The empirical setting is the rebuilt HILDA analytical panel covering waves 1–22 (2001–2022), 454,861 person-wave rows with 140 columns of pre-shock household covariates, validated against Module C2 hardship items as the competing-risks outcome family. We train three model classes: Cox proportional hazards (the discipline's default), DeepHit (Lee, Zame, Yoon, van der Schaar 2018 — a deep-learning competing-risks survival model with no proportional-hazards assumption), and a hybrid Cox + DeepHit ensemble that uses the Cox linear predictor as a feature into the DeepHit head. Train / validation / test splits preserve the temporal structure of the panel to avoid leakage.
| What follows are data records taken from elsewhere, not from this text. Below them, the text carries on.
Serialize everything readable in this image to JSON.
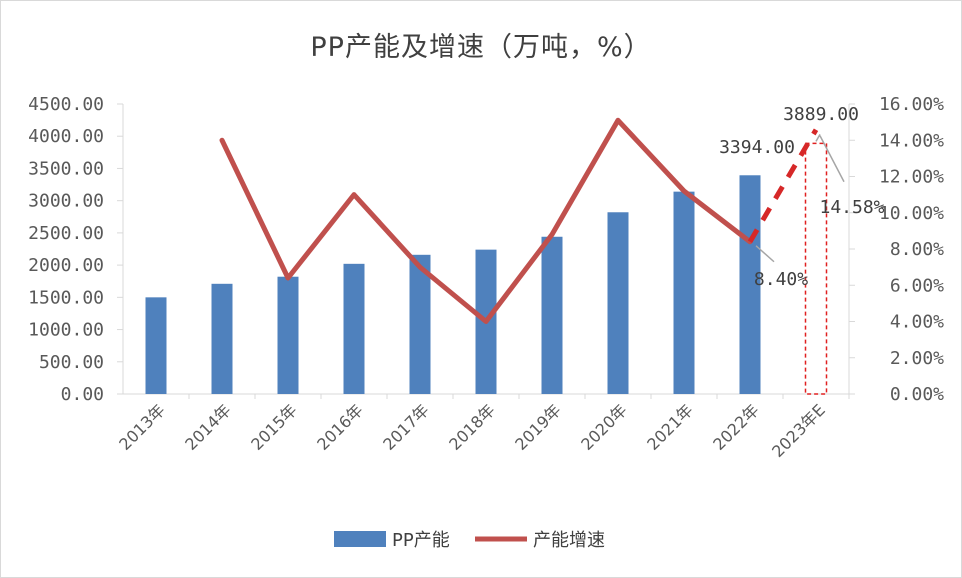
{
  "chart_data": {
    "type": "bar",
    "title": "PP产能及增速（万吨，%）",
    "categories": [
      "2013年",
      "2014年",
      "2015年",
      "2016年",
      "2017年",
      "2018年",
      "2019年",
      "2020年",
      "2021年",
      "2022年",
      "2023年E"
    ],
    "series": [
      {
        "name": "PP产能",
        "type": "bar",
        "axis": "left",
        "color": "#4f81bd",
        "values": [
          1500,
          1710,
          1820,
          2020,
          2160,
          2240,
          2440,
          2820,
          3140,
          3394,
          3889
        ]
      },
      {
        "name": "产能增速",
        "type": "line",
        "axis": "right",
        "color": "#c0504d",
        "values": [
          null,
          14.0,
          6.4,
          11.0,
          7.0,
          4.0,
          8.8,
          15.1,
          11.2,
          8.4,
          14.58
        ]
      }
    ],
    "left_axis": {
      "min": 0,
      "max": 4500,
      "step": 500,
      "tick_labels": [
        "0.00",
        "500.00",
        "1000.00",
        "1500.00",
        "2000.00",
        "2500.00",
        "3000.00",
        "3500.00",
        "4000.00",
        "4500.00"
      ]
    },
    "right_axis": {
      "min": 0,
      "max": 16,
      "step": 2,
      "tick_labels": [
        "0.00%",
        "2.00%",
        "4.00%",
        "6.00%",
        "8.00%",
        "10.00%",
        "12.00%",
        "14.00%",
        "16.00%"
      ]
    },
    "annotations": [
      {
        "text": "3394.00",
        "category": "2022年"
      },
      {
        "text": "3889.00",
        "category": "2023年E"
      },
      {
        "text": "8.40%",
        "category": "2022年"
      },
      {
        "text": "14.58%",
        "category": "2023年E"
      }
    ],
    "estimate_category": "2023年E",
    "grid": false,
    "legend_position": "bottom"
  }
}
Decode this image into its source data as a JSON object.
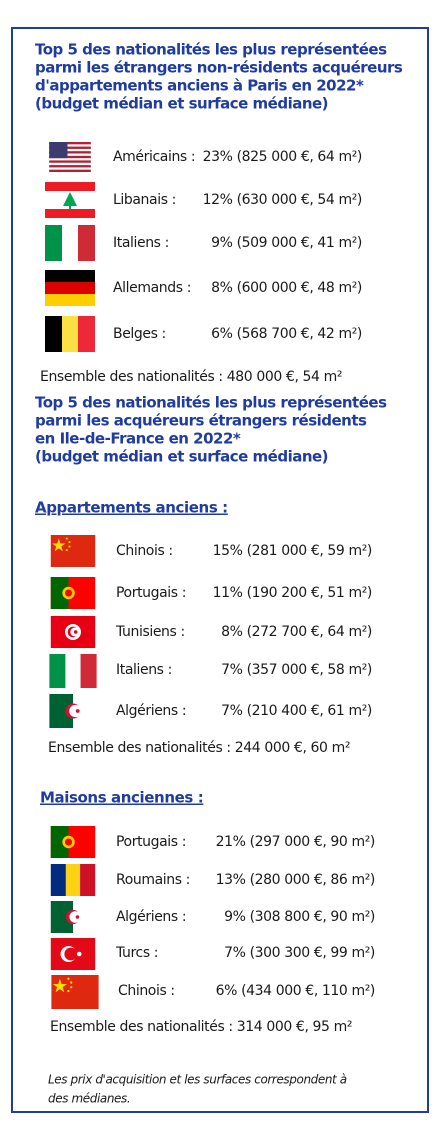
{
  "sections": [
    {
      "title_lines": [
        "Top 5 des nationalités les plus représentées",
        "parmi les étrangers non-résidents acquéreurs",
        "d'appartements anciens à Paris en 2022*",
        "(budget médian et surface médiane)"
      ],
      "groups": [
        {
          "rows": [
            {
              "name": "Américains :",
              "stat": "23% (825 000 €, 64 m²)"
            },
            {
              "name": "Libanais :",
              "stat": "12% (630 000 €, 54 m²)"
            },
            {
              "name": "Italiens :",
              "stat": "9% (509 000 €, 41 m²)"
            },
            {
              "name": "Allemands :",
              "stat": "8% (600 000 €, 48 m²)"
            },
            {
              "name": "Belges :",
              "stat": "6% (568 700 €, 42 m²)"
            }
          ],
          "total": "Ensemble des nationalités : 480 000 €, 54 m²"
        }
      ]
    },
    {
      "title_lines": [
        "Top 5 des nationalités les plus représentées",
        "parmi les acquéreurs étrangers résidents",
        "en Ile-de-France en 2022*",
        "(budget médian et surface médiane)"
      ],
      "groups": [
        {
          "subtitle": "Appartements anciens :",
          "rows": [
            {
              "name": "Chinois :",
              "stat": "15% (281 000 €, 59 m²)"
            },
            {
              "name": "Portugais :",
              "stat": "11% (190 200 €, 51 m²)"
            },
            {
              "name": "Tunisiens :",
              "stat": "8% (272 700 €, 64 m²)"
            },
            {
              "name": "Italiens :",
              "stat": "7% (357 000 €, 58 m²)"
            },
            {
              "name": "Algériens :",
              "stat": "7% (210 400 €, 61 m²)"
            }
          ],
          "total": "Ensemble des nationalités : 244 000 €, 60 m²"
        },
        {
          "subtitle": "Maisons anciennes :",
          "rows": [
            {
              "name": "Portugais :",
              "stat": "21% (297 000 €, 90 m²)"
            },
            {
              "name": "Roumains :",
              "stat": "13% (280 000 €, 86 m²)"
            },
            {
              "name": "Algériens :",
              "stat": "9% (308 800 €, 90 m²)"
            },
            {
              "name": "Turcs :",
              "stat": "7% (300 300 €, 99 m²)"
            },
            {
              "name": "Chinois :",
              "stat": "6% (434 000 €, 110 m²)"
            }
          ],
          "total": "Ensemble des nationalités : 314 000 €, 95 m²"
        }
      ]
    }
  ],
  "footnote_lines": [
    "Les prix d'acquisition et les surfaces correspondent à",
    "des médianes."
  ]
}
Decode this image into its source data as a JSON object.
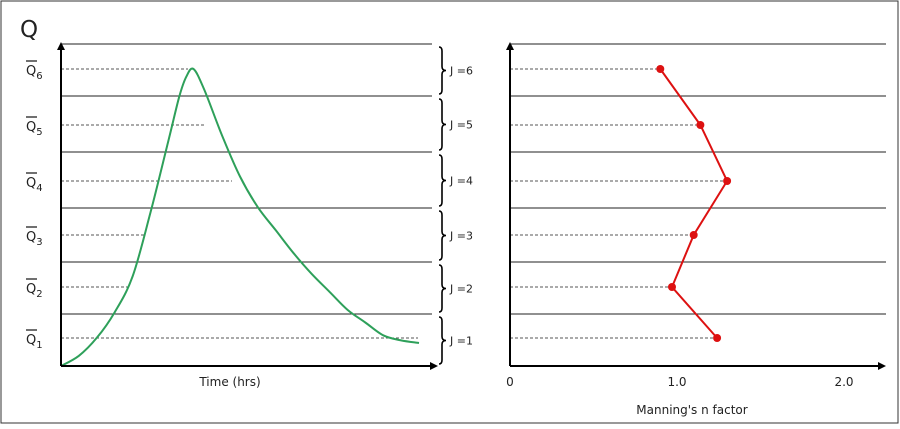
{
  "title": "Q",
  "colors": {
    "hydrograph": "#2ea05a",
    "manning": "#dd1111",
    "axis": "#000000",
    "band_line": "#222222",
    "guide_dash": "#555555"
  },
  "left_panel": {
    "xlabel": "Time (hrs)",
    "q_labels": [
      {
        "letter": "Q",
        "sub": "1"
      },
      {
        "letter": "Q",
        "sub": "2"
      },
      {
        "letter": "Q",
        "sub": "3"
      },
      {
        "letter": "Q",
        "sub": "4"
      },
      {
        "letter": "Q",
        "sub": "5"
      },
      {
        "letter": "Q",
        "sub": "6"
      }
    ],
    "j_labels": [
      "J =1",
      "J =2",
      "J =3",
      "J =4",
      "J =5",
      "J =6"
    ]
  },
  "chart_data": [
    {
      "type": "line",
      "xlabel": "Time (hrs)",
      "ylabel": "Q",
      "series": [
        {
          "x": [
            0,
            0.05,
            0.1,
            0.15,
            0.2,
            0.25,
            0.3,
            0.33,
            0.35,
            0.37,
            0.4,
            0.45,
            0.5,
            0.55,
            0.6,
            0.65,
            0.7,
            0.75,
            0.8,
            0.85,
            0.9,
            0.95,
            1.0
          ],
          "y": [
            0,
            0.2,
            0.55,
            1.05,
            1.75,
            3.0,
            4.4,
            5.25,
            5.65,
            5.8,
            5.4,
            4.5,
            3.7,
            3.1,
            2.65,
            2.2,
            1.8,
            1.45,
            1.1,
            0.85,
            0.6,
            0.5,
            0.45
          ]
        }
      ]
    },
    {
      "type": "line",
      "xlabel": "Manning's n factor",
      "xticks": [
        "0",
        "1.0",
        "2.0"
      ],
      "xlim": [
        0,
        2.2
      ],
      "series": [
        {
          "x": [
            1.24,
            0.97,
            1.1,
            1.3,
            1.14,
            0.9
          ],
          "y": [
            1,
            2,
            3,
            4,
            5,
            6
          ]
        }
      ]
    }
  ]
}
The contribution is policy-grounded: we report not only which model wins on AUC, but which wins on ICI, on calibration-in-the-large at the high-risk decile (where welfare targeting concentrates), and on the calibration slope. The paper is positioned as a methodological flagship for the broader programme on household-finance ML and as the calibration backbone for the three companion HILDA 2026 papers on hardship sequencing, residential mobility, and health-shock pathways, all of which share the same rebuilt analytical panel. Submission target: Review of Financial Studies / Journal of Banking & Finance.